C’est la MECK (mutuelle d’épargne et crédit ya Komor) qui a révélé ce phénomène, lors d’un atelier jeudi dernier à l’Alliance française de Fomboni. L’épargne dans cette banque mutualiste de l’île de Djumbé Fatma est comparable à celle de la Meck d’Ipvembeni à Ngazidja et insignifiante par rapport à celle des autres villes du reste du pays.
Jeudi 9 septembre, la Meck Mohéli avait réuni ses membres, son conseil d’administration en présence des représentants de la Banque centrale dans un atelier de sensibilisation sur l’épargne et le développement, à l’alliance française de Fomboni. C’était l’occasion pour la gérante, Sitty Boina Bacar de faire une présentation globale de la structure et le comptable Djinadi Abdouroihmane ainsi que le responsable exploitation et développement de passer en revue les états financiers.

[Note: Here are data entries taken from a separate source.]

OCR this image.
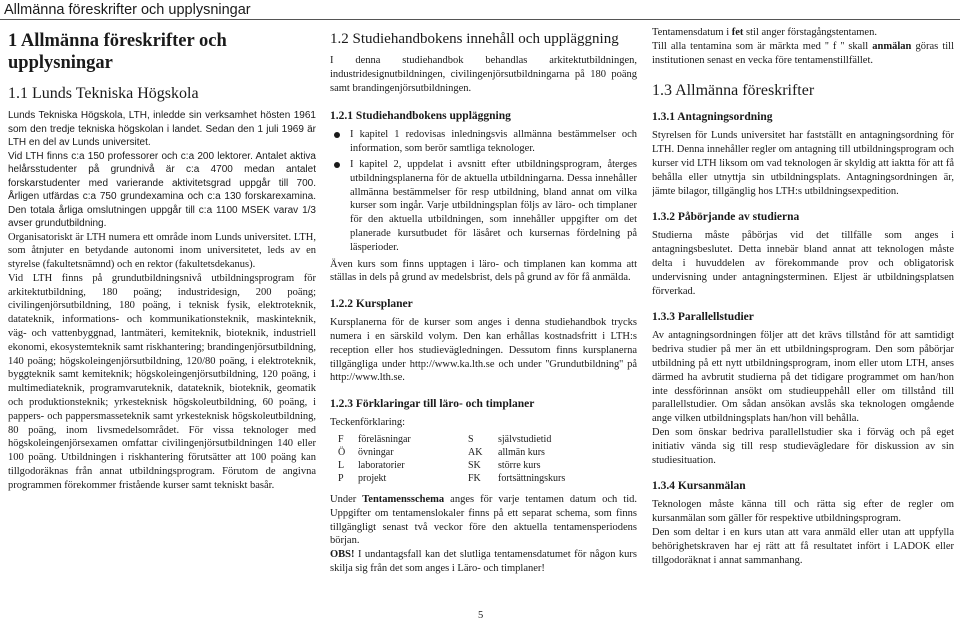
Allmänna föreskrifter och upplysningar
1 Allmänna föreskrifter och upplysningar
1.1 Lunds Tekniska Högskola

Lunds Tekniska Högskola, LTH, inledde sin verksamhet hösten 1961 som den tredje tekniska högskolan i landet. Sedan den 1 juli 1969 är LTH en del av Lunds universitet.

Vid LTH finns c:a 150 professorer och c:a 200 lektorer. Antalet aktiva helårsstudenter på grundnivå är c:a 4700 medan antalet forskarstudenter med varierande aktivitetsgrad uppgår till 700. Årligen utfärdas c:a 750 grundexamina och c:a 130 forskarexamina. Den totala årliga omslutningen uppgår till c:a 1100 MSEK varav 1/3 avser grundutbildning.

Organisatoriskt är LTH numera ett område inom Lunds universitet. LTH, som åtnjuter en betydande autonomi inom universitetet, leds av en styrelse (fakultetsnämnd) och en rektor (fakultetsdekanus).

Vid LTH finns på grundutbildningsnivå utbildningsprogram för arkitektutbildning, 180 poäng; industridesign, 200 poäng; civilingenjörsutbildning, 180 poäng, i teknisk fysik, elektroteknik, datateknik, informations- och kommunikationsteknik, maskinteknik, väg- och vattenbyggnad, lantmäteri, kemiteknik, bioteknik, industriell ekonomi, ekosystemteknik samt riskhantering; brandingenjörsutbildning, 140 poäng; högskoleingenjörsutbildning, 120/80 poäng, i elektroteknik, byggteknik samt kemiteknik; högskoleingenjörsutbildning, 120 poäng, i multimediateknik, programvaruteknik, datateknik, bioteknik, geomatik och produktionsteknik; yrkesteknisk högskoleutbildning, 60 poäng, i pappers- och pappersmasseteknik samt yrkesteknisk högskoleutbildning, 80 poäng, inom livsmedelsområdet. För vissa teknologer med högskoleingenjörsexamen omfattar civilingenjörsutbildningen 140 eller 100 poäng. Utbildningen i riskhantering förutsätter att 100 poäng kan tillgodoräknas från annat utbildningsprogram. Förutom de angivna programmen förekommer fristående kurser samt tekniskt basår.

1.2 Studiehandbokens innehåll och uppläggning

I denna studiehandbok behandlas arkitektutbildningen, industridesignutbildningen, civilingenjörsutbildningarna på 180 poäng samt brandingenjörsutbildningen.

1.2.1 Studiehandbokens uppläggning
I kapitel 1 redovisas inledningsvis allmänna bestämmelser och information, som berör samtliga teknologer.
I kapitel 2, uppdelat i avsnitt efter utbildningsprogram, återges utbildningsplanerna för de aktuella utbildningarna. Dessa innehåller allmänna bestämmelser för resp utbildning, bland annat om vilka kurser som ingår. Varje utbildningsplan följs av läro- och timplaner för den aktuella utbildningen, som innehåller uppgifter om det planerade kursutbudet för läsåret och kursernas fördelning på läsperioder.

Även kurs som finns upptagen i läro- och timplanen kan komma att ställas in dels på grund av medelsbrist, dels på grund av för få anmälda.

1.2.2 Kursplaner

Kursplanerna för de kurser som anges i denna studiehandbok trycks numera i en särskild volym. Den kan erhållas kostnadsfritt i LTH:s reception eller hos studievägledningen. Dessutom finns kursplanerna tillgängliga under http://www.ka.lth.se och under ''Grundutbildning'' på http://www.lth.se.

1.2.3 Förklaringar till läro- och timplaner

Teckenförklaring:

F	föreläsningar	S	självstudietid
Ö	övningar	AK	allmän kurs
L	laboratorier	SK	större kurs
P	projekt	FK	fortsättningskurs

Under Tentamensschema anges för varje tentamen datum och tid. Uppgifter om tentamenslokaler finns på ett separat schema, som finns tillgängligt senast två veckor före den aktuella tentamensperiodens början.

OBS! I undantagsfall kan det slutliga tentamensdatumet för någon kurs skilja sig från det som anges i Läro- och timplaner!

Tentamensdatum i fet stil anger förstagångstentamen.

Till alla tentamina som är märkta med '' f '' skall anmälan göras till institutionen senast en vecka före tentamenstillfället.

1.3 Allmänna föreskrifter
1.3.1 Antagningsordning

Styrelsen för Lunds universitet har fastställt en antagningsordning för LTH. Denna innehåller regler om antagning till utbildningsprogram och kurser vid LTH liksom om vad teknologen är skyldig att iaktta för att få behålla eller utnyttja sin utbildningsplats. Antagningsordningen är, jämte bilagor, tillgänglig hos LTH:s utbildningsexpedition.

1.3.2 Påbörjande av studierna

Studierna måste påbörjas vid det tillfälle som anges i antagningsbeslutet. Detta innebär bland annat att teknologen måste delta i huvuddelen av förekommande prov och obligatorisk undervisning under antagningsterminen. Eljest är utbildningsplatsen förverkad.

1.3.3 Parallellstudier

Av antagningsordningen följer att det krävs tillstånd för att samtidigt bedriva studier på mer än ett utbildningsprogram. Den som påbörjar utbildning på ett nytt utbildningsprogram, inom eller utom LTH, anses därmed ha avbrutit studierna på det tidigare programmet om han/hon inte dessförinnan ansökt om studieuppehåll eller om tillstånd till parallellstudier. Om sådan ansökan avslås ska teknologen omgående ange vilken utbildningsplats han/hon vill behålla.

Den som önskar bedriva parallellstudier ska i förväg och på eget initiativ vända sig till resp studievägledare för diskussion av sin studiesituation.

1.3.4 Kursanmälan

Teknologen måste känna till och rätta sig efter de regler om kursanmälan som gäller för respektive utbildningsprogram.

Den som deltar i en kurs utan att vara anmäld eller utan att uppfylla behörighetskraven har ej rätt att få resultatet infört i LADOK eller tillgodoräknat i annat sammanhang.

5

C’est ainsi que l'on apprendra que les 5896 adhérents de la Meck Mohéli n’arrivent pas à épargner plus d’1 milliard 500 millions pendant qu’à Ngazidja, la Meck Mbeni seul arrive à épargner plus de 2 milliards ou Meck Foumbouni avec plus de 2 milliards, ou Meck Moroni qui totalise 12 milliards d’épargne. À Domoni Anjouan, l’épargne atteint les 3 milliards contre 2 milliards 900 à Sima. L’épargne de l’unique Meck Mohéli est de 1 milliards 200 millions, soit l’équivalent de celle de Meck Ipvembeni à Ngazidja.
Les spécialistes en sont arrivés à la conclusion qu’à Mohéli l’argent est gardé sous l’oreiller. Ceci en s’appuyant sur les chiffres de crédit octroyé qui est plus du double de celui épargné et en tenant compte des activités que leurs clients réalisent. Sinon d’autres phénomènes très spécifiques et non encore identifiés se passent dans cette petite île.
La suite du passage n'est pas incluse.